Thomas Jefferson was a complex and sometimes flawed individual, but man, he wrote some profound and prescient things that never fail to blow my mind.
How many of them have lost jobs, homes or businesses? How many have ended marriages? How many have had their health deteriorate during their confinement? How much of a chilling effect has this had on other people wishing to protest this regime?
And Joke Biden’s junta doesn’t seem inclined to let any of them go any time soon.
Exactly. The process is the punishment.
Quite often, political prisoners are held without bail for extended periods only to have the charges dropped after they have been punished by the process.
Of course, that only happens in banana republics.
You mean, we’re a banana republic now?
Now that you mention it ………… 🙁
They lost the case when they called it an insurrection.

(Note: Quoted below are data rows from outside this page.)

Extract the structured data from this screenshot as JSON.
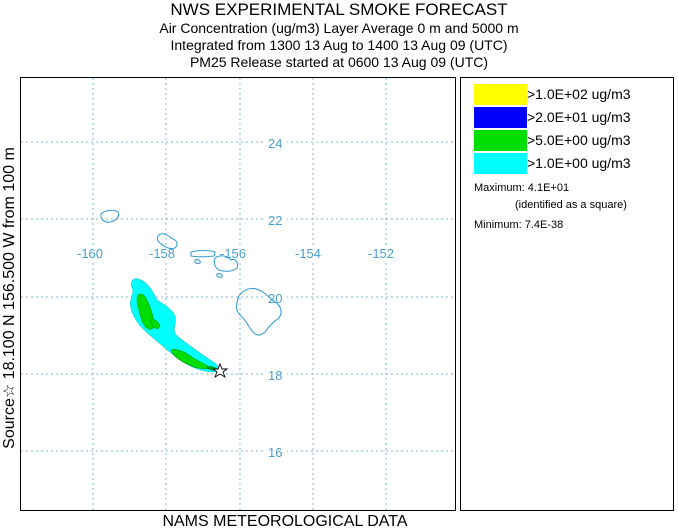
{
  "header": {
    "title": "NWS EXPERIMENTAL SMOKE FORECAST",
    "line2": "Air Concentration (ug/m3) Layer Average    0 m and  5000 m",
    "line3": "Integrated from 1300 13 Aug to 1400 13 Aug 09 (UTC)",
    "line4": "PM25 Release started at 0600 13 Aug 09 (UTC)"
  },
  "side_label": "Source☆ 18.100  N 156.500  W      from   100 m",
  "footer": "NAMS METEOROLOGICAL DATA",
  "map": {
    "lon_labels": [
      "-160",
      "-158",
      "-156",
      "-154",
      "-152"
    ],
    "lat_labels": [
      "24",
      "22",
      "20",
      "18",
      "16"
    ],
    "grid_color": "#4a9fd0",
    "coast_color": "#3a9fd0",
    "source_marker": "star-icon"
  },
  "legend": {
    "items": [
      {
        "label": ">1.0E+02 ug/m3",
        "color": "#ffff00"
      },
      {
        "label": ">2.0E+01 ug/m3",
        "color": "#0000ff"
      },
      {
        "label": ">5.0E+00 ug/m3",
        "color": "#00dd00"
      },
      {
        "label": ">1.0E+00 ug/m3",
        "color": "#00ffff"
      }
    ],
    "maximum_label": "Maximum: 4.1E+01",
    "maximum_note": "(identified as a square)",
    "minimum_label": "Minimum: 7.4E-38"
  }
}
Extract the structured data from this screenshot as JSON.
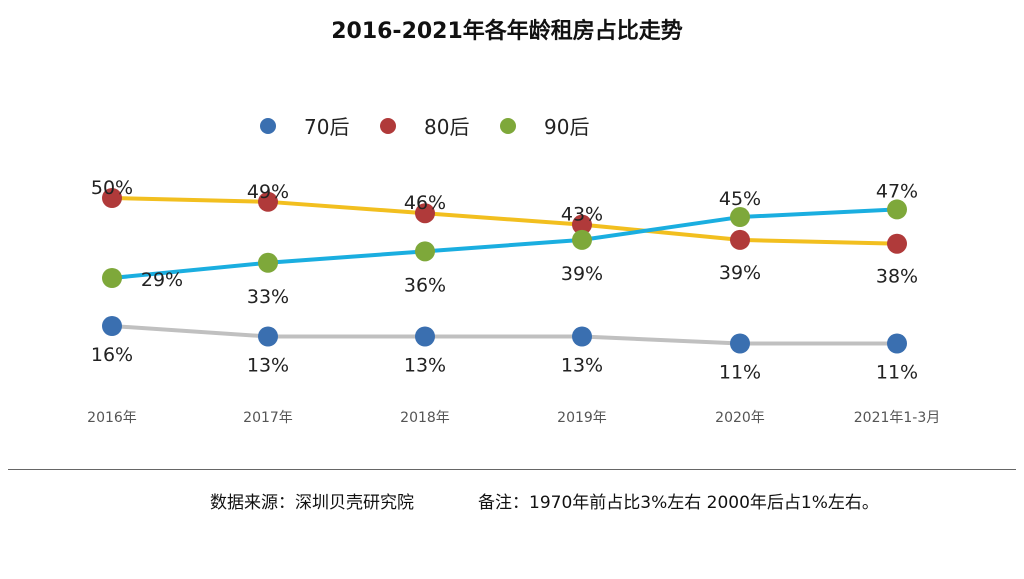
{
  "footer": {
    "source": "数据来源：深圳贝壳研究院",
    "note": "备注：1970年前占比3%左右  2000年后占1%左右。"
  },
  "chart_data": {
    "type": "line",
    "title": "2016-2021年各年龄租房占比走势",
    "categories": [
      "2016年",
      "2017年",
      "2018年",
      "2019年",
      "2020年",
      "2021年1-3月"
    ],
    "legend_placement": "top",
    "grid": false,
    "series": [
      {
        "name": "70后",
        "values": [
          16,
          13,
          13,
          13,
          11,
          11
        ],
        "labels": [
          "16%",
          "13%",
          "13%",
          "13%",
          "11%",
          "11%"
        ],
        "marker_color": "#3a6fb0",
        "line_color": "#c0c0c0"
      },
      {
        "name": "80后",
        "values": [
          50,
          49,
          46,
          43,
          39,
          38
        ],
        "labels": [
          "50%",
          "49%",
          "46%",
          "43%",
          "39%",
          "38%"
        ],
        "marker_color": "#b03a3a",
        "line_color": "#f2bf1f"
      },
      {
        "name": "90后",
        "values": [
          29,
          33,
          36,
          39,
          45,
          47
        ],
        "labels": [
          "29%",
          "33%",
          "36%",
          "39%",
          "45%",
          "47%"
        ],
        "marker_color": "#7ea83a",
        "line_color": "#1aaee0"
      }
    ]
  }
}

They who? The defendants, or the tyrants?
Hate your political opponents, they hate you. Pay attention, the democrats will corrupt any office or agency in an attempt to marginalize you. I just wish the Republicans would get better at being as scumbaggy as the democrats; I’d have absolutely no problem with it.
The Republicans would rather die than oppose the Democrats. To understand the situation we are in, you have to acknowledge that we functionally have no political means of opposing the Left electorally.
We do have the means to oppose the Left electorally – for example, I believe we will make substantial gains in the House in 2022 and probably the Senate. However, no matter how many we elect, collectively the Republicans have no spine.
I thought it odd that the elites are talking about a sweeping tax reform (on us) package to bring forth in the spring. Previously, it would be suicide politically to make such unpopular actions so close to a midterm election. So why are they talking like that?
I think it is because they know that even if we got veto-proof majorities, the collective GOP won’t do anything to repeal and rescind all this nonsense. So they are going for full-throated Marxism and daring the Republicans to do something about it in 2023. They won’t.
No spine yep, I remember the no spine they had when they refused everything Obama brought before them from war in Syria to Trans Pacific, to judges yep no spine.
For no spine see Donald Trump who gave them judges by delivering the senate to them on a silver platter, tell yourself “Admitting the Republican Party opposes democrats is hard because it means I have to live in a reality where Donald Trump lost 2020 so I will just surrender because surrender is easy” and slap yourself in the face for trying to surrender.